Lazard (LAZ) has quietly outperformed the broader market over the past month, with shares climbing about 10% as investors warm to its mix of advisory revenue and asset management fee streams.
See our latest analysis for Lazard.
That move sits against a rockier backdrop, with the share price down over the last quarter but still posting a modest year to date share price return. At the same time, a strong three year total shareholder return hints that longer term momentum remains intact.
If Lazard’s mix of advisory and asset management has your attention, this could be a good moment to explore fast growing stocks with high insider ownership for other compelling ideas.
With Lazard trading below some intrinsic value estimates yet only modestly under analyst targets, the key question now is whether investors are overlooking further upside or if the market is already pricing in its next leg of growth?
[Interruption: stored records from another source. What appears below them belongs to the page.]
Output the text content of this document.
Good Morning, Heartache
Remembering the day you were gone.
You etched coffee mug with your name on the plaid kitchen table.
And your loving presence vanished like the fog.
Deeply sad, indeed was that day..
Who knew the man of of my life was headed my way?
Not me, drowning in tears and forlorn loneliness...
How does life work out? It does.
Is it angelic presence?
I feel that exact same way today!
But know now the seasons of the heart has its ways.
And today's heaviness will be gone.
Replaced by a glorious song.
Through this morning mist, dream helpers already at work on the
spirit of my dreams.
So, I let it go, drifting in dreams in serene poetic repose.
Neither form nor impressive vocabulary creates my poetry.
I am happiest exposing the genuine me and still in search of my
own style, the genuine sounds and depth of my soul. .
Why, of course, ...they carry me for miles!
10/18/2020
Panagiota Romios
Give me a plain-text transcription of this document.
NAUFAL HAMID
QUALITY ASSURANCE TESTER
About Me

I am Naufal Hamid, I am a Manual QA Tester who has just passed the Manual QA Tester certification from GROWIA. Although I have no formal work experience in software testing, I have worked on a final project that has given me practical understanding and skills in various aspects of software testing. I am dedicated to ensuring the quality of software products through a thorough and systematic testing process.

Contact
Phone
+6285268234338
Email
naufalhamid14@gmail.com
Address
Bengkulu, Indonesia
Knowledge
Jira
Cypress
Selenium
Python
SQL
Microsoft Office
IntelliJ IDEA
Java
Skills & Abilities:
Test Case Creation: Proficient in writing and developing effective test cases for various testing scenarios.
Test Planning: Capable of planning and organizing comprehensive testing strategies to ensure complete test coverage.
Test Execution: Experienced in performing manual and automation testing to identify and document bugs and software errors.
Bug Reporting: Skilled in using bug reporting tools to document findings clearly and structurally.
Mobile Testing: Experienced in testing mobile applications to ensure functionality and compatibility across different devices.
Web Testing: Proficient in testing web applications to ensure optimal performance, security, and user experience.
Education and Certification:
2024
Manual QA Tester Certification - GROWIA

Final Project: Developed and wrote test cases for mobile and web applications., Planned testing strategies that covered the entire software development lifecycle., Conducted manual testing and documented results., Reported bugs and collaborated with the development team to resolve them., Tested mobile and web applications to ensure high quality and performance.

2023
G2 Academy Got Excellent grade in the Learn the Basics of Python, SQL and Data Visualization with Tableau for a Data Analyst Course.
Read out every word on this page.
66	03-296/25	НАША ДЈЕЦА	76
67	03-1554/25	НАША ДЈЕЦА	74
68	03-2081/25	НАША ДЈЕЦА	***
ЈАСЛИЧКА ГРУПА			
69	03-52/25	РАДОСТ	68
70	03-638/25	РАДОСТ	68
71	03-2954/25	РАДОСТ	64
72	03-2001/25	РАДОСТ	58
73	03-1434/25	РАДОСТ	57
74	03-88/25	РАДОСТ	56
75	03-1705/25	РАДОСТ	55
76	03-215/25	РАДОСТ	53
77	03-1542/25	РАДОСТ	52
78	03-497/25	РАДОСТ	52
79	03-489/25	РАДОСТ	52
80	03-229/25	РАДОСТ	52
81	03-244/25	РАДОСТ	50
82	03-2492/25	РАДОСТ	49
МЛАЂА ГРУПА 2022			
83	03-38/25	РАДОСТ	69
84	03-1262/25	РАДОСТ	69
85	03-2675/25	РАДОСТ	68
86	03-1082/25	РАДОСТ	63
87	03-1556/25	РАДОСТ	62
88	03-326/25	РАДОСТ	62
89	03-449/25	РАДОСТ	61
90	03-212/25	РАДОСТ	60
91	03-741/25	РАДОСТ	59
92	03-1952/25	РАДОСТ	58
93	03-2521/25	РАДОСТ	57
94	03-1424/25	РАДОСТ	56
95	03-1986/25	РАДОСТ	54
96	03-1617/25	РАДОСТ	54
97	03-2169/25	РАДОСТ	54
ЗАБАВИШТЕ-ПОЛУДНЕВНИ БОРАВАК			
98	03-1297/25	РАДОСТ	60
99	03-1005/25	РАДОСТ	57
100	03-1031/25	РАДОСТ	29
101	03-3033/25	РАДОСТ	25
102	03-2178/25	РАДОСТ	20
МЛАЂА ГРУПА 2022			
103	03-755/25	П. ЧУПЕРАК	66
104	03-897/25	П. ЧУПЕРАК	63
With Lazard last closing at $53.47 against a narrative fair value of $58.17, the current share price sits below the implied long term value.
Lazard's diversification and global strategic expansions position the firm for stable revenue growth despite economic uncertainties and specific market challenges.
Curious how steady double digit growth, rising margins and a reset earnings multiple combine into this valuation story? The forecast mix might surprise you.
Result: Fair Value of $58.17 (UNDERVALUED)
Have a read of the narrative in full and understand what's behind the forecasts.
However, Lazard's expanded advisory footprint and ETF build out could inflate costs faster than revenues, which may squeeze margins and delay the upside case.
Find out about the key risks to this Lazard narrative.
If you see things differently or want to dig into the numbers yourself, you can build a personalized view in minutes: Do it your way.
A great starting point for your Lazard research is our analysis highlighting 3 key rewards and 3 important warning signs that could impact your investment decision.
Before you move on, lock in your next watchlist candidates with fresh opportunities that match your style, instead of waiting for the market to surprise you.
This article by Simply Wall St is general in nature. We provide commentary based on historical data and analyst forecasts only using an unbiased methodology and our articles are not intended to be financial advice. It does not constitute a recommendation to buy or sell any stock, and does not take account of your objectives, or your financial situation. We aim to bring you long-term focused analysis driven by fundamental data. Note that our analysis may not factor in the latest price-sensitive company announcements or qualitative material. Simply Wall St has no position in any stocks mentioned.